The Los Angeles Times reported the new policy, based on briefings from members of federal agencies developing the policy, was due to be released on Tuesday. The paper said the policy is drawing opposition from many park visitors, environmental groups and park employees -- but is being supported by local communities, snowmobile enthusiasts and manufacturers who lobbied aggressively against the ban.

Bill Dart, public lands director for Blue Ribbon Coalition, a snowmobile users group, told the paper he expects the National Park Service to alter a proposal that would require guided to accompany snowmobile visitors on their excursions.

"They've come around," he said. "As I understand it, it will be business as usual, certainly for this year."

The proposed cap would be combined with a requirement permitting only newer, cleaner and quieter snow machines. Supporters said those conditions would protect the health of people and wildlife and reduce noise levels. But critics are not convinced.

Jon Catton of the Montana-based environmental group Greater Yellowstone Coalition told the Times that recent findings by the U.S. Environmental Protection Agency indicate that park employees could suffer ill health as a result of snowmobile emissions.

"This [plan] says that Yellowstone can be managed by politics on behalf of special interests, and that science and the law protecting places like this can be set aside," said Catton.

The paper reported that the Park Service has received more public comments on the Yellowstone snowmobile issue than any other in the agency's history, with more than 360,000 e-mails and letters received during five public comment periods -- 80 percent supporting a ban on snowmobiles in Yellowstone.


Christian radio listeners in four states will be hearing commercials challenging them to consider whether it's religiously correct to drive SUVs and use all that gas.

The Rev. Jim Ball -- director of the Evangelical Environmental Network -- told the Washington Post that Christians need to ask themselves not only what would Jesus do, but also what would Jesus drive.

Ball described his organization as "biblically orthodox." The ads on radio stations and cable TV ask Christian listeners and viewers to think of their gasoline usage in the context of ethics -- and to consider the effect of auto emissions on the global climate.

"Most people don't think the kind of car they drive has anything to do with their faith," said Ball. "We want to show them it does."

The Evangelical Environmental Network claimed a lobbying victory in 1996, when it spearheaded a $1 million campaign to block legislation in the Republican-controlled House of Representatives that would have gutted the Endangered Species Act. The group called the federal law a modern day equivalent of Noah's Ark.

The "What would Jesus drive?" ad campaign will target Iowa, Indiana, Missouri and North Carolina. The campaign will also include events on college campuses and a "Creation Sunday" celebration in the spring with the same theme.

"Jesus wants his followers to drive the least-polluting, most efficient vehicle that truly meets their needs -- though first he might look at other ways to get around." Ball said. "He'd definitely be in favor of us taking public transportation."

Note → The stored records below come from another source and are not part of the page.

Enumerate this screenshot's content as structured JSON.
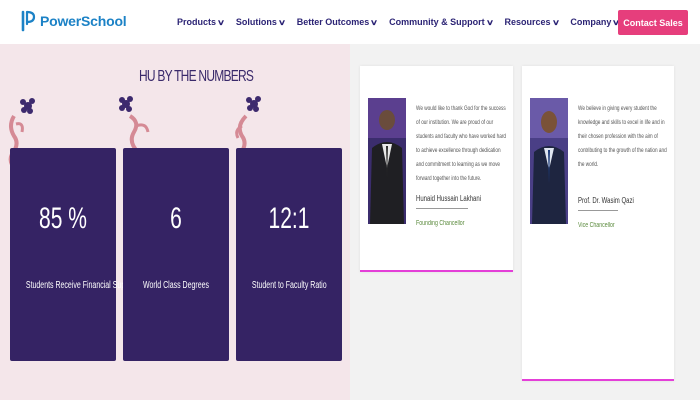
{
  "brand": {
    "name": "PowerSchool",
    "color": "#1c82c6"
  },
  "nav": {
    "items": [
      {
        "label": "Products"
      },
      {
        "label": "Solutions"
      },
      {
        "label": "Better Outcomes"
      },
      {
        "label": "Community & Support"
      },
      {
        "label": "Resources"
      },
      {
        "label": "Company"
      }
    ],
    "cta_label": "Contact Sales"
  },
  "numbers": {
    "title": "HU BY THE NUMBERS",
    "stats": [
      {
        "value": "85 %",
        "label": "Students Receive Financial Support"
      },
      {
        "value": "6",
        "label": "World Class Degrees"
      },
      {
        "value": "12:1",
        "label": "Student to Faculty Ratio"
      }
    ]
  },
  "leaders": [
    {
      "quote": "We would like to thank God for the success of our institution. We are proud of our students and faculty who have worked hard to achieve excellence through dedication and commitment to learning as we move forward together into the future.",
      "name": "Hunaid Hussain Lakhani",
      "title": "Founding Chancellor"
    },
    {
      "quote": "We believe in giving every student the knowledge and skills to excel in life and in their chosen profession with the aim of contributing to the growth of the nation and the world.",
      "name": "Prof. Dr. Wasim Qazi",
      "title": "Vice Chancellor"
    }
  ],
  "colors": {
    "nav_text": "#2c2475",
    "cta_bg": "#e63e7c",
    "stat_card": "#352364",
    "left_bg": "#f4e6ea",
    "accent_bar": "#e43fd8"
  }
}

Music legend Pat Boone is hitting the road to support his new song urging Americans to embrace the words "under God" in the Pledge of Allegiance.

Boone is scheduled to appear Monday at a Wal-Mart store outside Orland, Fla., to promote the song "Under God," which he recently recorded in Los Angeles and plans to release through his Gold Label record company. He plans to follow the Orlando appearance with a string of appearances at Wal-Mart locations on both coasts.

A publicist for the 67-year-old entertainer said Boone would target consumers in the more conservative areas of the country first. Boone is also planning to send a copy of the new song to every member of Congress.

"I haven't seen this kind of patriotic fervor in years," said Boone in a press release.